While lyrics about covert assassinations of foreign heads of state, waterboarding and plotting coups may not intrinsically lend themselves to a fun party song, that’s exactly where “Weird Al” went with his parody of the Miley Cyrus hit “Party in the USA”. The video for this song is animated and lets us follow Al from his first day at Langley through his missions and missteps, taking a cavalier and jovial attitude about some rather intense situations agents face, or at least those they face in dramatic movies. The sarcasm is palpable and vintage “Weird Al”.

This parody starts in familiar “Weird Al” territory: food, or rather how His Weirdness likes to avoid bacteria by storing his uneaten food in aluminum foil . But then it takes an unexpected turn launching into illuminati-style conspiracy theories for the song’s second verse. Of course Al brings it back as only he can in the final chorus, by singing about how foil can be used not only to preserve food, but to make hats that block alien and government mind probes . The video for this song features an appearance by Patton Oswalt, who, of course, reveals himself to be a lizard person at the end.

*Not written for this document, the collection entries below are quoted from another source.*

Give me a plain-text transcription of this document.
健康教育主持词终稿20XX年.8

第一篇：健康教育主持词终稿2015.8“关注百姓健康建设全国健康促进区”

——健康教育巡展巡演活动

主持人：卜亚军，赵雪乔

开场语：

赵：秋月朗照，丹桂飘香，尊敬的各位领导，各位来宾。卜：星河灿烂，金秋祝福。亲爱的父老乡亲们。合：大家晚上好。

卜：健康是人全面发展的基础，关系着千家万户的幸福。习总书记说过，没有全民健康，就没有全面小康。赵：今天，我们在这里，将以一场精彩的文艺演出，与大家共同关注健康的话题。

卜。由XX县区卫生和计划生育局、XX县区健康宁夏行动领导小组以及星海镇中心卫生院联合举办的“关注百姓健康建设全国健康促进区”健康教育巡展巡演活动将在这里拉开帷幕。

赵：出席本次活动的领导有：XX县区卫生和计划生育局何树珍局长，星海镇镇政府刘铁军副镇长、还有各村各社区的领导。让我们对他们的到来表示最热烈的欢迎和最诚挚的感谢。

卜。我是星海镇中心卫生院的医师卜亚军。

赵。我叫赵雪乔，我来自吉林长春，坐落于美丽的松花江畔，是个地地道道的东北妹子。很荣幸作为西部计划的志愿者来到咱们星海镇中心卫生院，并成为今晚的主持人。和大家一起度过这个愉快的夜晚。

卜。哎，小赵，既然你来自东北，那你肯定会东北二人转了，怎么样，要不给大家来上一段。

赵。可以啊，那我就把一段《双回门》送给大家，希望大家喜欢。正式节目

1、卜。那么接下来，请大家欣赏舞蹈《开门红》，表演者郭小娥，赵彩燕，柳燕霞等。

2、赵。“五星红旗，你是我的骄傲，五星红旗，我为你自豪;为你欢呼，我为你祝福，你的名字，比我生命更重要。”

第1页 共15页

“Weird Al” Yankovic has a big dictionary and he wants everyone to know it, or at least to know that he really cares about proper grammar. Not only is this song a funny lecture on how people mis-use grammar on the internet, it also provides several grammatical lessons, all to the tune of Robin Thicke’s Blurred Lines. While some took offense to the innuendo in the original and criticized the video for being sexist, the only people who may object to this parody are those guilty of the incorrect grammar Al calls out.

In this parody that screams 1990s, Al really nails his imitation of both sources he draws inspiration from. Not only does he get the sound and look of alt-rock band The Presidents of the United States of America down pat, the video for the song hilariously re-creates scenes from the hit Tom Hanks movie Forrest Gump. They even insert actor Andy Comeau’s version of Forrest into vintage footage of former US Presidents the same way the film did with Hanks’ character. Al takes attention to detail to a whole other level with this one.

Weird Al knows his fans, and his fans know and love Star Wars. We included “The Saga Begins” in our first list of parodies, but that was only Al’s second trip to a galaxy far far away. This first happened early in his career when he cleverly made the tale of Luke’s training on Dagobah at the hands of everyone’s favorite green Jedi fit the tune of “Lola” by The Kinks. It was a real crowd pleaser that prompted joyous audience singalongs when it first came out and it still is today.